I then created an interactive bar chart using Highcharter where I displayed the total electricity consumption by state. The x-axis displays the states, while the y-axis indicates total electricity consumption in megawatt-hours (MWh). Only one color was used to make this chart straightforward and easy to read, and a bold font helped in understanding the information better. Because the chart is interactive, you can hover over the bars to see exact values. This chart shows that Texas and California consume much more electricity than the other states, supporting the results from the earlier bar plot.

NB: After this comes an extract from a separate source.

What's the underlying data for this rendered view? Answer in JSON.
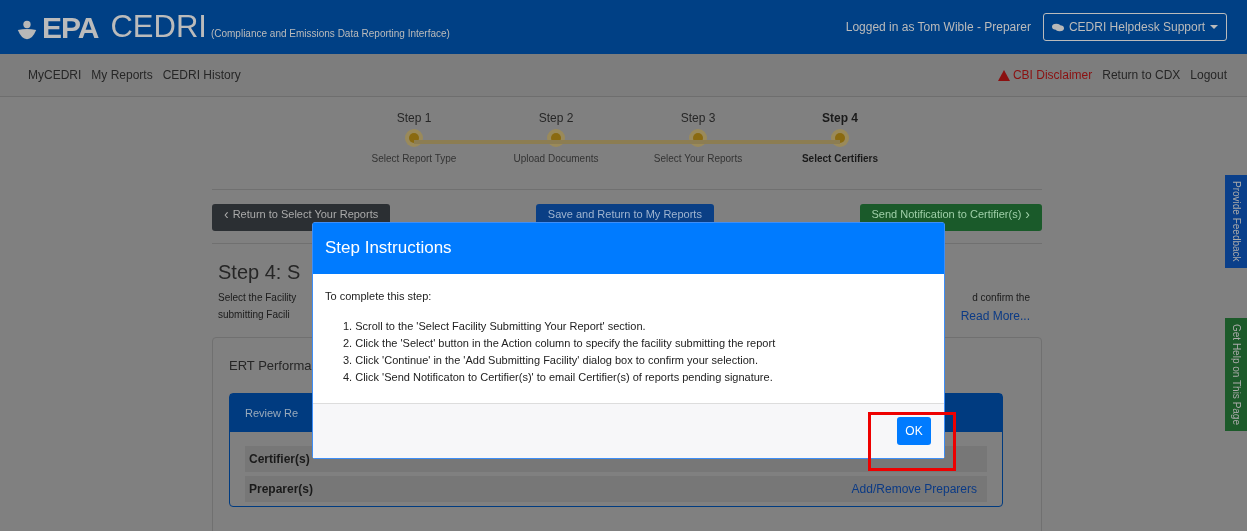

3D Scatter Plot with Plotly

#source: https://plotly.com/r/3d-scatter-plots/
#https://plotly.com/r/reference/


fig <- plot_ly(                 #fig are using for 3d disply plot  
  data = top_states,
  x = ~utility.state,         #x-axis shows state abbreviations
  y = ~total_consumption,       #y-axis shows total electricity consumption 
  z = ~rank,                  #z-axis shows the rank of each state  
  marker = list(                #marker (dot) settings
    color = ~total_consumption,
    showscale = TRUE ))       #show color scale legend

#Add points (markers) to the 3D plot
fig <- fig %>% add_markers()

fig <- fig %>% layout(
  title = "Top 15 States by Electricity Consumption",
  caption = "Source: U.S. Energy Information Administration (EIA)",
  scene = list(                                             #3D scene settings
    xaxis = list(title = "State"),                    #label for x-axis, y-axis, z-axis
    yaxis = list(title = "Total Electricity Consumption (MWh)"),
    zaxis = list(title = "Rank")
  ),
  annotations = list(                     #add extra text annotation 
    x = 1.13,                            #X position and y position of annotation
    y = 1.05,
    text = "Total Electricity Consumption (MWh)",
    xref = "paper",                    #use overall plot coordinates
    yref = "paper",
    showarrow = FALSE
  )
)

fig
Warning: 'layout' objects don't have these attributes: 'caption'
Valid attributes include:
'_deprecated', 'activeshape', 'annotations', 'autosize', 'autotypenumbers', 'calendar', 'clickmode', 'coloraxis', 'colorscale', 'colorway', 'computed', 'datarevision', 'dragmode', 'editrevision', 'editType', 'font', 'geo', 'grid', 'height', 'hidesources', 'hoverdistance', 'hoverlabel', 'hovermode', 'images', 'legend', 'mapbox', 'margin', 'meta', 'metasrc', 'modebar', 'newshape', 'paper_bgcolor', 'plot_bgcolor', 'polar', 'scene', 'selectdirection', 'selectionrevision', 'separators', 'shapes', 'showlegend', 'sliders', 'smith', 'spikedistance', 'template', 'ternary', 'title', 'transition', 'uirevision', 'uniformtext', 'updatemenus', 'width', 'xaxis', 'yaxis', 'boxmode', 'barmode', 'bargap', 'mapType'

I tried out a new sort of approach that we didn’t cover in class, the interactive 3D scatter plot using Plotly. On my visualization, I showed the leading states by level of electricity consumption. The x-axis is the states, the y-axis is the aggregate electricity consumption in megawatt-hours (MWh), and the z-axis is the state rank. I used color to show different levels of electricity consumption so that higher-consuming states were more pronounced. As for the plot, this is interactive; you can rotate this plot and explore data from different perspectives. I modified this code from the Plotly 3D scatter plot documentation, and this visualization demonstrates that I can use techniques outside of the education I received in class.

Conclusion

In this project, I looked at electricity use across the United States. My linear regression showed that retail electricity sales can predict total usage, though other factors also matter. The charts, both static and interactive, showed that Texas and California use the most electricity. Making a 3D scatter plot helped me try to learn a new visualization technique. Overall, this project taught me how to clean data, run models, and create clear visualizations using a real world dataset.